Social Security makes business case for interoperable EHRs

By Patty Enrado
02:25 PM

Going forward, Social Security will focus on two areas. Social Security is looking to expand the number of healthcare providers and health information exchanges, and state disability determination services that are currently using MEGAHIT, its Medical Evidence Gathering through Health IT application. Of the up to $40 million of the American Recovery and Reinvestment Act funding that Social Security was authorized to spend for health IT, the agency will use $24 million to expand the use of its MEGAHIT project. Social Security expects to release the RFI and RFP this summer and make awards by late 2009 or early 2010, Borland said.

Social Security will also continue its efforts to identify parts of the disability process internally that can be made more efficient through the use of health IT.

"We update medical evidence at various steps in our disability determination process as well as during continuing disability reviews," Borland said. "We think there are applications of health IT that can make other parts of the disability process more efficient."
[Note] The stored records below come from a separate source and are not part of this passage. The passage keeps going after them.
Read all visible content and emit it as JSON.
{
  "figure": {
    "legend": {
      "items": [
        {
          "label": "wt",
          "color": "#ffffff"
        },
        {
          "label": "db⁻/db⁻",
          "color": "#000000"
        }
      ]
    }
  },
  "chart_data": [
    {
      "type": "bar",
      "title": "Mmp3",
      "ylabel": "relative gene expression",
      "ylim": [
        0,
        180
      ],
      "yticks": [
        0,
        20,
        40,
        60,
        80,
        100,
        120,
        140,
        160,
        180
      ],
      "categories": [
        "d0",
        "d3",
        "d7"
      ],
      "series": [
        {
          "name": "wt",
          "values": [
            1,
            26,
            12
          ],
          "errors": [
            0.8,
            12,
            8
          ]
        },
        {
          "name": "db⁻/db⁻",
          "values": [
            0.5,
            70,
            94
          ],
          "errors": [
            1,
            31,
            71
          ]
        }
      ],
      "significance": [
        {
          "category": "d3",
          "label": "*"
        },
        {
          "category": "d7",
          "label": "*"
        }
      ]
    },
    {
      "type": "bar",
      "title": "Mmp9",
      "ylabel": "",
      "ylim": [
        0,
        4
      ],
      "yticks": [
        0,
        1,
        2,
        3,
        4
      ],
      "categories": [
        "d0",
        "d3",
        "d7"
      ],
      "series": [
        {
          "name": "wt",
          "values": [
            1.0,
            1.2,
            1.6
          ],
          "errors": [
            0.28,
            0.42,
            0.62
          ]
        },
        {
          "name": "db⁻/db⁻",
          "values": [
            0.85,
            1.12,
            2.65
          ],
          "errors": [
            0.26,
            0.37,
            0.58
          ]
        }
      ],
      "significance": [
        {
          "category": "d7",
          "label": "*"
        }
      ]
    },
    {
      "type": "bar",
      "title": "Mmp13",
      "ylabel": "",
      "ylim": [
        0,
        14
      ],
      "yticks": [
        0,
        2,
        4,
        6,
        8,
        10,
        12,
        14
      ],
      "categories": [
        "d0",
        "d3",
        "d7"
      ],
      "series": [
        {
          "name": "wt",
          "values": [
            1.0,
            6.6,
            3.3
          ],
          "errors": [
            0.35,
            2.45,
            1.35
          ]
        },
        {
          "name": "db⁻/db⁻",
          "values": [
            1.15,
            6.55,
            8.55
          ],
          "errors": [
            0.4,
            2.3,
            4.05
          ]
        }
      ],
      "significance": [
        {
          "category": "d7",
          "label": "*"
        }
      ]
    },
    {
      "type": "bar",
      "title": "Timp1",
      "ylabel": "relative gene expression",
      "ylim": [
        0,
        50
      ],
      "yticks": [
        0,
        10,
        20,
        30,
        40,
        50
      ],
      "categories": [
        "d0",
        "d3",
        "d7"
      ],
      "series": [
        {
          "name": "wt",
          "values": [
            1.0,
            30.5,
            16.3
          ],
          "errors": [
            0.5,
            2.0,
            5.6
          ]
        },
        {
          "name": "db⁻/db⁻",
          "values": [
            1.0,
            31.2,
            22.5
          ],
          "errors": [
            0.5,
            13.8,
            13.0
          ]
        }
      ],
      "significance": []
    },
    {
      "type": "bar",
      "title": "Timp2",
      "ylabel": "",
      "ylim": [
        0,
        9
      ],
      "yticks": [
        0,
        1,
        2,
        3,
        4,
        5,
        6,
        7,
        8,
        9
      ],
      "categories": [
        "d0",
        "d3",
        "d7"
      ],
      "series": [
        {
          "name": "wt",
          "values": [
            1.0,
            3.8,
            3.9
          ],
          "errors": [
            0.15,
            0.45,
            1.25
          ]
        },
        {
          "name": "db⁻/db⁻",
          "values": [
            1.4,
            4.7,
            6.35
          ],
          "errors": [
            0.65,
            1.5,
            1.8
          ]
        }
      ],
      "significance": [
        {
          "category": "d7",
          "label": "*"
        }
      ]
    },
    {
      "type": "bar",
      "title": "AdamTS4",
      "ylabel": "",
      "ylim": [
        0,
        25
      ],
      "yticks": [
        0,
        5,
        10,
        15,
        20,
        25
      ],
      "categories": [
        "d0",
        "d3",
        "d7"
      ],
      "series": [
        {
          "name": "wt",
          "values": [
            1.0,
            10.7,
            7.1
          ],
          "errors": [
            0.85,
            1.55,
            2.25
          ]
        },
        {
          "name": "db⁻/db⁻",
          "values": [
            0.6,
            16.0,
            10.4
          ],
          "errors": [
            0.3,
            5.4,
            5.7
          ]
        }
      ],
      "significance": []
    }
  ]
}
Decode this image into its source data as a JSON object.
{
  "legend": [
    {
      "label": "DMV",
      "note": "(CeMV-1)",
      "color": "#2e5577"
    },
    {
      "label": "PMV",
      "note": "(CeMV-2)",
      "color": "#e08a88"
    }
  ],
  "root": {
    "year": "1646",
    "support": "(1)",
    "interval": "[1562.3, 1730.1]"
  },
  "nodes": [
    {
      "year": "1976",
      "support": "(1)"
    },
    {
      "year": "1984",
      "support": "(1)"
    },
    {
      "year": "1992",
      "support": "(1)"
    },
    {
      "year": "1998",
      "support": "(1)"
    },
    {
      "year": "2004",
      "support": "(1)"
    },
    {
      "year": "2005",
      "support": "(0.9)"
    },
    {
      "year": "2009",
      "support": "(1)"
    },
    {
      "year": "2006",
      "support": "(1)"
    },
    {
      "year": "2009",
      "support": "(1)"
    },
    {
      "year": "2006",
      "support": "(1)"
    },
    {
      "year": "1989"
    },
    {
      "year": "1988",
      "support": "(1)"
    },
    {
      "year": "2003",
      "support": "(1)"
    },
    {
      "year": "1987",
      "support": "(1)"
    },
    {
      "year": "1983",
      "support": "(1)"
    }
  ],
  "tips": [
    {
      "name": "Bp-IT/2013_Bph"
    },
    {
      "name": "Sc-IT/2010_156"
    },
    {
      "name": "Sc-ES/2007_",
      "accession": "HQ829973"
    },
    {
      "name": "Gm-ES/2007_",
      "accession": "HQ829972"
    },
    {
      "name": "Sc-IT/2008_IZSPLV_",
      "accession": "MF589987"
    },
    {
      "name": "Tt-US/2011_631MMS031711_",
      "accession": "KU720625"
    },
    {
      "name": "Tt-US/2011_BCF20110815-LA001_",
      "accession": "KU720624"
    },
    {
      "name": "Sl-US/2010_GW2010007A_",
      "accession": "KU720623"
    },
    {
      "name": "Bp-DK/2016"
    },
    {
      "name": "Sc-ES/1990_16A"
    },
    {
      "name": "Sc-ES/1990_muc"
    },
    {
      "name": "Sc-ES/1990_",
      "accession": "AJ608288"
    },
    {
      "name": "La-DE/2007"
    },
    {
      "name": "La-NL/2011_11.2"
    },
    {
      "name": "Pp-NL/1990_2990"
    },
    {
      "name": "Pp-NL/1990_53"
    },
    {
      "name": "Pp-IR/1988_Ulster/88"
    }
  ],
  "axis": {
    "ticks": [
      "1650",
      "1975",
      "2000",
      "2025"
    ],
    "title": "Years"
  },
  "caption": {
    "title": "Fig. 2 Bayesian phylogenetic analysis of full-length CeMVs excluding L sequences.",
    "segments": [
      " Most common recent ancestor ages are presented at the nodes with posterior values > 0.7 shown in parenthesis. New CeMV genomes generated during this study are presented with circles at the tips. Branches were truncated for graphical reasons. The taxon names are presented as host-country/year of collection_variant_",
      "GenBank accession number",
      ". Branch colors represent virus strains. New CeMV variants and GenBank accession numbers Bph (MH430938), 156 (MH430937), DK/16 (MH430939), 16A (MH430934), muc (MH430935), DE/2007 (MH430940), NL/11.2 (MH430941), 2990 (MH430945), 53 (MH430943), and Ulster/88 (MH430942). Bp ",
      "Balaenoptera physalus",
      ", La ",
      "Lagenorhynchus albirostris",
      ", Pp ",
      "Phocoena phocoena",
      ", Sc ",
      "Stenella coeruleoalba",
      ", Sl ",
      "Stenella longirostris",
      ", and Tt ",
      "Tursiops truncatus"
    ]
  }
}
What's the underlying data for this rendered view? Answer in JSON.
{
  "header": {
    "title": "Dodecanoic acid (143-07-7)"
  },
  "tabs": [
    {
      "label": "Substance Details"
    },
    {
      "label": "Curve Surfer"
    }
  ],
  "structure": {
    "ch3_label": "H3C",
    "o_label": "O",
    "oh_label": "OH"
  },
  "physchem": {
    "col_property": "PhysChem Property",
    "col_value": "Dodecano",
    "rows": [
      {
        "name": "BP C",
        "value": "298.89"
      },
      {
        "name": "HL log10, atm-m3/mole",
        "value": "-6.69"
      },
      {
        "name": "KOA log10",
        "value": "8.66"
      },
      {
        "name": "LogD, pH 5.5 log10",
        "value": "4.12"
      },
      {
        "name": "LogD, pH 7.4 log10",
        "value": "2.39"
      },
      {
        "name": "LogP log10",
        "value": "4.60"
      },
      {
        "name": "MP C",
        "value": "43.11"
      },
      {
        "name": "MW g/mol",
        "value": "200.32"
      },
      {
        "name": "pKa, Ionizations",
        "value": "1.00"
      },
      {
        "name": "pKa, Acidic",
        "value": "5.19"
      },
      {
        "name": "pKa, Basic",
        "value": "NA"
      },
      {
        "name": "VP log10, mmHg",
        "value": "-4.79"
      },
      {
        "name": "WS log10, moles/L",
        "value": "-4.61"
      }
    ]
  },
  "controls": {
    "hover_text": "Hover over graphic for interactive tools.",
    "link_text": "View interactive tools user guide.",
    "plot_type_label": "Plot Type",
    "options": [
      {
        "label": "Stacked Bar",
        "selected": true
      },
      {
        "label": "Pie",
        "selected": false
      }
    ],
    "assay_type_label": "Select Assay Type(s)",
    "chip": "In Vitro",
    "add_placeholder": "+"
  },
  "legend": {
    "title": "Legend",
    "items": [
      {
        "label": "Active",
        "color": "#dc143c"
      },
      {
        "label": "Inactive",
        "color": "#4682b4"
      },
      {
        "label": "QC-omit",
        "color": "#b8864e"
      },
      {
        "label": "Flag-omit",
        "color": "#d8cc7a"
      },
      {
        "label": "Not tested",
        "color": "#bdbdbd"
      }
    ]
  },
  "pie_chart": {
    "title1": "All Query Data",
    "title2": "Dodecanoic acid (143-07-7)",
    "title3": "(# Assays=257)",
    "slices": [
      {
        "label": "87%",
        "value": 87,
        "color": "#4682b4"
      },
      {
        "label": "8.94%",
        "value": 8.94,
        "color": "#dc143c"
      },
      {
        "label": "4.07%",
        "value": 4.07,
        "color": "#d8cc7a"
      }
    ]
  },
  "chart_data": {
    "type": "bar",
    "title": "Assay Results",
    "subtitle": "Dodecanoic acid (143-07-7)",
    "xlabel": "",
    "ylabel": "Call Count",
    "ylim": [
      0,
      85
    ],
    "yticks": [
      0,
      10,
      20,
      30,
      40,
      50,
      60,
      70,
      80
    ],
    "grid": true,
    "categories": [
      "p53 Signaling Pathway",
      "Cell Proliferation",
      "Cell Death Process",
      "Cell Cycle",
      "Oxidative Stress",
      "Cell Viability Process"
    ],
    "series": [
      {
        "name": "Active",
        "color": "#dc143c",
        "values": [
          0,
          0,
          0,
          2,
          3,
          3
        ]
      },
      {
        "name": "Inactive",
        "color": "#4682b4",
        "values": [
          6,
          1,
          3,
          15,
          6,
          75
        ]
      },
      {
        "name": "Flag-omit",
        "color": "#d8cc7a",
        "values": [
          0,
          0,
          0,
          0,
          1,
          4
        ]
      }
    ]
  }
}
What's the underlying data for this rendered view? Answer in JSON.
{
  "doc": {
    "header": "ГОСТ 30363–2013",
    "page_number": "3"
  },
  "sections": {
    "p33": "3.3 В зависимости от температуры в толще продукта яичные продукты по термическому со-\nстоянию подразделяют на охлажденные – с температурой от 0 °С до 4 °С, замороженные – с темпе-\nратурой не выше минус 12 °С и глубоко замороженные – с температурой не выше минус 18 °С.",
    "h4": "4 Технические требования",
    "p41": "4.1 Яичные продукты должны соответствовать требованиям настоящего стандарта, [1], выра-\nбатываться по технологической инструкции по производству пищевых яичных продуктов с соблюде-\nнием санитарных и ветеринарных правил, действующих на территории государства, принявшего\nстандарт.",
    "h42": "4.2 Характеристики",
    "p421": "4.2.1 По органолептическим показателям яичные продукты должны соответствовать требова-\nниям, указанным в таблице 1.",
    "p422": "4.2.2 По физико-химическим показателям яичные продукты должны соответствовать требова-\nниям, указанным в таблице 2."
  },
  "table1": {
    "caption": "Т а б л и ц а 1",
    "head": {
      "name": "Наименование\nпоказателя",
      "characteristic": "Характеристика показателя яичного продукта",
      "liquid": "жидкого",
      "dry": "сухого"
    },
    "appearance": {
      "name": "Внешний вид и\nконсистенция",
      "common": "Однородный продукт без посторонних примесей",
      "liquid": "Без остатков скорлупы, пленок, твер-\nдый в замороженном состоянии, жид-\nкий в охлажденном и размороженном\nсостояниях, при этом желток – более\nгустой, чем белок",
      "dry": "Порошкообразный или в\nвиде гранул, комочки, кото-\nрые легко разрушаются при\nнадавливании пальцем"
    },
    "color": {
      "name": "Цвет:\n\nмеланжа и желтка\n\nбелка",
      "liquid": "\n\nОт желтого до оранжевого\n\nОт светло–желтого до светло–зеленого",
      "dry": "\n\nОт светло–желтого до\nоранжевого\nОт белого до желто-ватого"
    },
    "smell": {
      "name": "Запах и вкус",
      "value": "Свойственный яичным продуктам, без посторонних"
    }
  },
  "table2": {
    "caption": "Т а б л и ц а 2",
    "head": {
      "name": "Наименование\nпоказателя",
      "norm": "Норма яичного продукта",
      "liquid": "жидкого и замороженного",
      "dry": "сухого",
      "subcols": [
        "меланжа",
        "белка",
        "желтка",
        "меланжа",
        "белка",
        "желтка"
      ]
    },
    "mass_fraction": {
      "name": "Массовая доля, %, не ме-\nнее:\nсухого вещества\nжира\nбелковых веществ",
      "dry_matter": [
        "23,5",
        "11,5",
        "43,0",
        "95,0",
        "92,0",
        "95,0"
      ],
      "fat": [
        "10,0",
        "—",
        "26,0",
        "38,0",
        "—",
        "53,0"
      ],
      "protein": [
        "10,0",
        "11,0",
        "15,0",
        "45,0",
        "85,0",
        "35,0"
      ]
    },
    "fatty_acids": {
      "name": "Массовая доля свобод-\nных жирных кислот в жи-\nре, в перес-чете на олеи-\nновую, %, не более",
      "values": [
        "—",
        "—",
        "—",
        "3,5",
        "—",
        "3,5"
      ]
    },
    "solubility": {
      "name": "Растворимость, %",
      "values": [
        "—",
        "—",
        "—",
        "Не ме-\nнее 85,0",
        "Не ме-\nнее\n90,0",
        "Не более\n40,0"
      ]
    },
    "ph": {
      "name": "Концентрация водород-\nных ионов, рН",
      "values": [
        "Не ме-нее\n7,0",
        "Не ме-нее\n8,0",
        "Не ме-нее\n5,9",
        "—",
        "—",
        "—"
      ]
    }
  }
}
Social Security's vision of its health IT efforts and MEGAHIT project is analogous to electronic wage reporting, Borland said. Today, 82 percent of W-2 forms are received electronically.

"It's going to be a process by which we ramp up closer and closer to fully interoperable shared, structured electronic health records, much as we ramped up to e-wage reporting," he explained. "If we're at 82 percent of all medical information being gathered electronically through structured, interoperable EHRs in 10 years, I think this agency will be much more efficient."

Borland said he hoped the incentives within the HITECH Act would drive physician adoption of interoperable health records, which would then enable them to interact with Social Security and provide it with structured medical data.

"We believe that Social Security - because of our technical leadership in health IT - is in a position to prove the business case for health IT," Borland said.